Obviously I should have checkpointed the vm before the upgrade, lesson learned, but when doing the auto-upgrade there was a checkbox saying something along the lines of perform a full backup prior to upgrade. This seemed like the safest option BUT instead it killed the system. If I had opted out of the backup I would have been fine.
The backup failed because the drive was full yet the update proceeded to kill the installation without doing any sanity checks.
This post was more of a warning to others and should probably be a bug report but I didn't want to file one without posting here first in case it was a known issue.
-
Also just pointing out the only reason I gave the vm any additional space was to store the squid cache. As a newbie, that seems like a reasonable thing to do.
-
Submitted a bug report. https://redmine.pfsense.org/issues/4549
-
Yeah - A full HD is quite a bug.
Next time back up the configuration and save it on a desktop somewhere (not the backup while upgrading button)

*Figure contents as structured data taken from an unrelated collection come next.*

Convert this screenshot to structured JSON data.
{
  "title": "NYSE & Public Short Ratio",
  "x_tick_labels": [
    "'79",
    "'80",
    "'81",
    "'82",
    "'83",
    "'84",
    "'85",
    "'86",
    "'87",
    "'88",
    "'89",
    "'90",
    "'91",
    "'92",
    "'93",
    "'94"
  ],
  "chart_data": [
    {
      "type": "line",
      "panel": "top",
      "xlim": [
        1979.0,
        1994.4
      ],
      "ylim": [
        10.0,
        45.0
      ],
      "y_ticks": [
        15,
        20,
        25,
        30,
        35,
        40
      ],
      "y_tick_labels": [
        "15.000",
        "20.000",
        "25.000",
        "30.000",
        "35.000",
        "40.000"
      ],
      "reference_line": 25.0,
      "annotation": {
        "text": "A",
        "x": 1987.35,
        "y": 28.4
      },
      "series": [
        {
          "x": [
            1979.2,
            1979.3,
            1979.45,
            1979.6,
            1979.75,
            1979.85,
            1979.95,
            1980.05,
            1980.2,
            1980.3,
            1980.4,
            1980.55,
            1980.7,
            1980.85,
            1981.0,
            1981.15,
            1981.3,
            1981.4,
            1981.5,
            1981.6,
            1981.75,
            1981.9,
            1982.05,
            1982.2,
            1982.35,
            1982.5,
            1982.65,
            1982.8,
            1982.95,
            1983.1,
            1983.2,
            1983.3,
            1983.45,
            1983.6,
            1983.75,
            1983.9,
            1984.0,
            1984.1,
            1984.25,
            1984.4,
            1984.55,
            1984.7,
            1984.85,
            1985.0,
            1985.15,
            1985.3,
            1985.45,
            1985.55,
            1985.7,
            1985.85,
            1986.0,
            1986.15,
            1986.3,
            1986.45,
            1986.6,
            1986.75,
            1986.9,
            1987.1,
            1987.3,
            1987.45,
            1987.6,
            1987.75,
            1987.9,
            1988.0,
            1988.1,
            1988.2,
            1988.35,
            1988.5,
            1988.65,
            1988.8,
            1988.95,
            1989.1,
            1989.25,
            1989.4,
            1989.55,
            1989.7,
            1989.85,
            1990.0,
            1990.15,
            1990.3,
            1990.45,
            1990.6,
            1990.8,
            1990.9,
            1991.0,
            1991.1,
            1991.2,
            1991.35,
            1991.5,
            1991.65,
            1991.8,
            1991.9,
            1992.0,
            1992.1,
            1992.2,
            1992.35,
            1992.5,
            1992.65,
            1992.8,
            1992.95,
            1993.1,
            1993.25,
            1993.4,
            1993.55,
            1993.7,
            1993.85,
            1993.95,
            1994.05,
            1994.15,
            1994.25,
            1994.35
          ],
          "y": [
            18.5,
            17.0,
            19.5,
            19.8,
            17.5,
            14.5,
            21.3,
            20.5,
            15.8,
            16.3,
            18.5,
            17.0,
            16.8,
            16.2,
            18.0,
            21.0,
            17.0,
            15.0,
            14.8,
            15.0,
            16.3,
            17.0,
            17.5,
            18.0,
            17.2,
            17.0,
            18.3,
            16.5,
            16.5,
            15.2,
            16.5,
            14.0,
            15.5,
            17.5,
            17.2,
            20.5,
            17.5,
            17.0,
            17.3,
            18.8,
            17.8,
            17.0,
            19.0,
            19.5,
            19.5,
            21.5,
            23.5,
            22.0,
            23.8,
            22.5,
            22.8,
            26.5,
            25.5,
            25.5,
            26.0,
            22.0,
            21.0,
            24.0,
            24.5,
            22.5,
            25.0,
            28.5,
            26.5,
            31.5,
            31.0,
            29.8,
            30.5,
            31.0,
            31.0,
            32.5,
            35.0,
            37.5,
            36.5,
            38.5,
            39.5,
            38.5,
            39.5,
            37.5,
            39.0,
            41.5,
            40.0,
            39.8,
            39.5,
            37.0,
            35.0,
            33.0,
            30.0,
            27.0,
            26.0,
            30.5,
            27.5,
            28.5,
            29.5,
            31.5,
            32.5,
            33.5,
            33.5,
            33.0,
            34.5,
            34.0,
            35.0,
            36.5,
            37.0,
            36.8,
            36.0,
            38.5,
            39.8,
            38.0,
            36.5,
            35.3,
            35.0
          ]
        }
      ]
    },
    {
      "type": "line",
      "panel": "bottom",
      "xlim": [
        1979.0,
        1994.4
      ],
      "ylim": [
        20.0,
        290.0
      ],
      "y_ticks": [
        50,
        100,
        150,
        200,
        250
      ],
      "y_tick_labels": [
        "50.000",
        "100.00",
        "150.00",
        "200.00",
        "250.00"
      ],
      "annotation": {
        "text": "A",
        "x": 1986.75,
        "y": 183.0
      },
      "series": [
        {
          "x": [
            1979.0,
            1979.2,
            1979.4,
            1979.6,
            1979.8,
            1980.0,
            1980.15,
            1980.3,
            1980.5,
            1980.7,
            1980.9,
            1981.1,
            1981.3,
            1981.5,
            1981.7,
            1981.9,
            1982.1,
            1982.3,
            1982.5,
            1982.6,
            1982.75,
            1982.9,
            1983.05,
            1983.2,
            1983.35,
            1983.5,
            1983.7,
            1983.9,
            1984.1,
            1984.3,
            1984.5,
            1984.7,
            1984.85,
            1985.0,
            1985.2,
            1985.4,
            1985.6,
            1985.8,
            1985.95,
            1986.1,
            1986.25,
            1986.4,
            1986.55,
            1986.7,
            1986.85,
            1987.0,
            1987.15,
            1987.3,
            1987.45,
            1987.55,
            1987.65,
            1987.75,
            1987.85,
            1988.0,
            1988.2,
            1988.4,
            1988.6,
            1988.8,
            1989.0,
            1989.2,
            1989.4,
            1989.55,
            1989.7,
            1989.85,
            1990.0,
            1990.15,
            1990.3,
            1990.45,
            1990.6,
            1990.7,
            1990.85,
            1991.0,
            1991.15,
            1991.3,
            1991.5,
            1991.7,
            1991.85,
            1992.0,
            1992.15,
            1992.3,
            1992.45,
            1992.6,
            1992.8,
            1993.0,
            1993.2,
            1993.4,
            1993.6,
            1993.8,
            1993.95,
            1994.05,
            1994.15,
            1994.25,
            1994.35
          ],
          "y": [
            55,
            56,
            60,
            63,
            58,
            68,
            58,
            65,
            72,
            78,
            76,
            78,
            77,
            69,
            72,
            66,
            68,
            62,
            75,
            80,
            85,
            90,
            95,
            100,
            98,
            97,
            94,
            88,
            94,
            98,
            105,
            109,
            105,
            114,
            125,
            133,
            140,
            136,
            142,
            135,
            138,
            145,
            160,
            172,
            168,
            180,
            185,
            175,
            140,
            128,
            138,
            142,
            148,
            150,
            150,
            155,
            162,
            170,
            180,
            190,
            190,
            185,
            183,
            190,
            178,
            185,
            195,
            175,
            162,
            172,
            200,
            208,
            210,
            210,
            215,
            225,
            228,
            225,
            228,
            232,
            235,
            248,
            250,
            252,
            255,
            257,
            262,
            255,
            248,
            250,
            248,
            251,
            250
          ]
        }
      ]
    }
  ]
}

Then make a new vm, install a fresh pfsense and restore the config.
-
Filling up the hard drive during a backup isn't the bug. The bug is trying to extract the update while the drive is full and wiping out the kernel leaving the machine unable to boot. The drive had 40% free space when I started the upgrade.
I've never seen another OS start an upgrade without verifying capacity. Windows, Ubuntu, android, ios, macos all do sanity checks. It's not asking that much. I'm even willing to work on the bug myself and submit a patch.
Dismissing this out of hand doesn't help. Remember,I used the UI to kick off the upgrade and chose what appeared to be the conservative path by creating a backup first. This left the machine in an unusable state. That is completely unacceptable.
-
If you have alot of access to the VM, do always make a backup of the config on your desktop somewhere so that if you hit a snag you are not buggered.
-
Yeah, I'll definitely be checkpointing in the future. I've looked through the code and found a couple of things:
-
Doing an upgrade on a nano install does check to see that the image is not larger than the partition (but does not check free space) around line 208. https://github.com/pfsense/pfsense/blob/RELENG_2_2/etc/rc.firmware
-
The pre-upgrade command does not check for free space and the last thing it does is remove all kernels on line 50. https://github.com/pfsense/pfsense/blob/RELENG_2_2/tmp/pre_upgrade_command
So what happens is the backup fills the drive, all kernels are deleted then the updated archive is extracted. This eventually fills the space that was freed by removing the original kernels before the new kernel can be extracted.
Fixing this is complicated by the fact that nano installs may not have free space to extract the entire archive, they rely on overwriting files, so checking for free space to fit the entire archive may mean upgrades are blocked when they could possibly complete.
I think the easiest way to work around this may be to modify pre_upgrade_command to extract the new kernel into /tmp, verify it is good, then remove old kernels and mv the new /tmp/kernel to /boot/kernel/. Then if you run out of space extracting the upgrade, you may have mismatched files but you will at least have a kernel file that can boot so you can manually free space and re-extract the archive.
Thoughts?
-
-
Verifying free space on nanobsd would be utterly pointless. The entire slice is overwritten.